Established Drugs under Medicare Part D That Experienced an Extraordinary Price Increase, First Quarter 2010 to First Quarter 2015

Established  Drugs under Medicare Part D That Experienced an Extraordinary Price Increase,  First Quarter 2010 to First Quarter 2015

Note: A price increase of at least 100 percent from the first quarter of one year to the first quarter of the next is considered an extraordinary price increase. To be considered an established drug, a drug had to be in the Medicare Part D claims data for each quarter from the first quarter of 2009 through the second quarter of 2015 and meet certain other data reliability standards. A total of 1,441 drugs met these criteria.

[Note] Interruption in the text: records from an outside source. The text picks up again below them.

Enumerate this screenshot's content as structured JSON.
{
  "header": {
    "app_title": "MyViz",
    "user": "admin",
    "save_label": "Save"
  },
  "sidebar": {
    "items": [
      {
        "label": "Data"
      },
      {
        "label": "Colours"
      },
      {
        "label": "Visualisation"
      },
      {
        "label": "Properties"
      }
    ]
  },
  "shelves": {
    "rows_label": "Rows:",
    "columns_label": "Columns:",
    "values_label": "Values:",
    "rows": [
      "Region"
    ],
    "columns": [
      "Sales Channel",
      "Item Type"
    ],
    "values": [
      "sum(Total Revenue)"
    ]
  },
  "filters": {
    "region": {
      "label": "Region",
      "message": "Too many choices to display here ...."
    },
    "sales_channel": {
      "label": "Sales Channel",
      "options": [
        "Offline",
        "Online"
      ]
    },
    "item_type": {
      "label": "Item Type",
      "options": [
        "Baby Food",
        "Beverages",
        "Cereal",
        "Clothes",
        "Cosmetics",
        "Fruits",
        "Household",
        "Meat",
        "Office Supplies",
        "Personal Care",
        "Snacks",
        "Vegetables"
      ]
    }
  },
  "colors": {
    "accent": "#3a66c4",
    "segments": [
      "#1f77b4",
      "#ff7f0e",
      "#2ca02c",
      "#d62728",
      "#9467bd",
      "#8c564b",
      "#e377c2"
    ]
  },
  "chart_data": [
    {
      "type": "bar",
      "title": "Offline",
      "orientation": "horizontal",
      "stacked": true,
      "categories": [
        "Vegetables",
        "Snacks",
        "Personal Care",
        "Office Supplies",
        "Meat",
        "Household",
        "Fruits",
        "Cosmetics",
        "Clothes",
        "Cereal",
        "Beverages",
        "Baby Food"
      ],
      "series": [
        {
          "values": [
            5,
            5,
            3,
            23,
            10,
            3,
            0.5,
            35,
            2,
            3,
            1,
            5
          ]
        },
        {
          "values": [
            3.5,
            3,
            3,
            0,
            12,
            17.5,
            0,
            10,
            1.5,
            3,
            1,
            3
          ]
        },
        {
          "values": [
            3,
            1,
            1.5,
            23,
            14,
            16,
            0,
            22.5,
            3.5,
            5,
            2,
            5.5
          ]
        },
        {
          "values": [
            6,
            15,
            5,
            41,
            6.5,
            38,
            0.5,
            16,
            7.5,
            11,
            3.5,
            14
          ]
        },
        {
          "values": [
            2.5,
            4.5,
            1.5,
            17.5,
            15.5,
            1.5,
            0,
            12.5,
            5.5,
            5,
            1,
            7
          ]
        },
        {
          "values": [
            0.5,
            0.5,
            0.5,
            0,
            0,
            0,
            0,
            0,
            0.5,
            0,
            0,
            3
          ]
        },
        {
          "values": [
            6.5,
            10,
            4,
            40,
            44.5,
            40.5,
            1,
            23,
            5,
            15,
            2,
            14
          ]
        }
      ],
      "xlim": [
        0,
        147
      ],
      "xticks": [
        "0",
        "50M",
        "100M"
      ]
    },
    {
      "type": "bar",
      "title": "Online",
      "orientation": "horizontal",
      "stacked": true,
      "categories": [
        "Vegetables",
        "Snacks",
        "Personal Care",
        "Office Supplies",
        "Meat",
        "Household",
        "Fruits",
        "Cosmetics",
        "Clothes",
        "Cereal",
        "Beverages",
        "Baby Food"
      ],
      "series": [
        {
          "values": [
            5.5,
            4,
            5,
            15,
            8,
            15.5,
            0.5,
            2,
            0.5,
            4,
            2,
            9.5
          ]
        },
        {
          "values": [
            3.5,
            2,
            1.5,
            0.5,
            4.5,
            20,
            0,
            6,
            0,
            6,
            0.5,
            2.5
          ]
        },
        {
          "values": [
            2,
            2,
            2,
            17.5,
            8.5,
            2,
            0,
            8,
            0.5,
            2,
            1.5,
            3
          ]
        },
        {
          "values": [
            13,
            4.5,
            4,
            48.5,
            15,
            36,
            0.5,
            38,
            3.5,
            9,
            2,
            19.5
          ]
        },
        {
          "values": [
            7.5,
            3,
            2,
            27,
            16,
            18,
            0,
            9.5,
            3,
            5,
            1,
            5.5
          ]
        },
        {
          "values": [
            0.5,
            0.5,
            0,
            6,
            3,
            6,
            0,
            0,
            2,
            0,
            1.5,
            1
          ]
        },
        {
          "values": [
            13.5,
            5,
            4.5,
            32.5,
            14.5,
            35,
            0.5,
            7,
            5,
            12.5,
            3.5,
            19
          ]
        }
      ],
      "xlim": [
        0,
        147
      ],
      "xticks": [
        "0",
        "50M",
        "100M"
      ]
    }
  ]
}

Federal programs’ payments for drugs

In addition to the general factors that influence drug prices, federal programs may also pay different prices for the same drug. For example, a comparison of prices paid by DOD, Medicaid, and Medicare Part D in 2010 found that:

  • Drugs purchased for Medicaid were purchased at relatively lower average prices (after adjustments for refunds/rebates).
  • Lower prices paid by a program were largely due to these refunds/rebates from drug manufacturers. However, these price adjustments were not uniform across federal programs. For example, Medicaid’s federally mandated rebates apply to virtually all drugs, while DOD’s refunds apply primarily to brand-name drugs.

However, federal programs might not be able to achieve cost savings if they all obtained the lowest price available. For example, if a large federal program with many beneficiaries became eligible for the discounts available to other programs, manufacturers might choose to raise prices for these other programs to offset the discounts.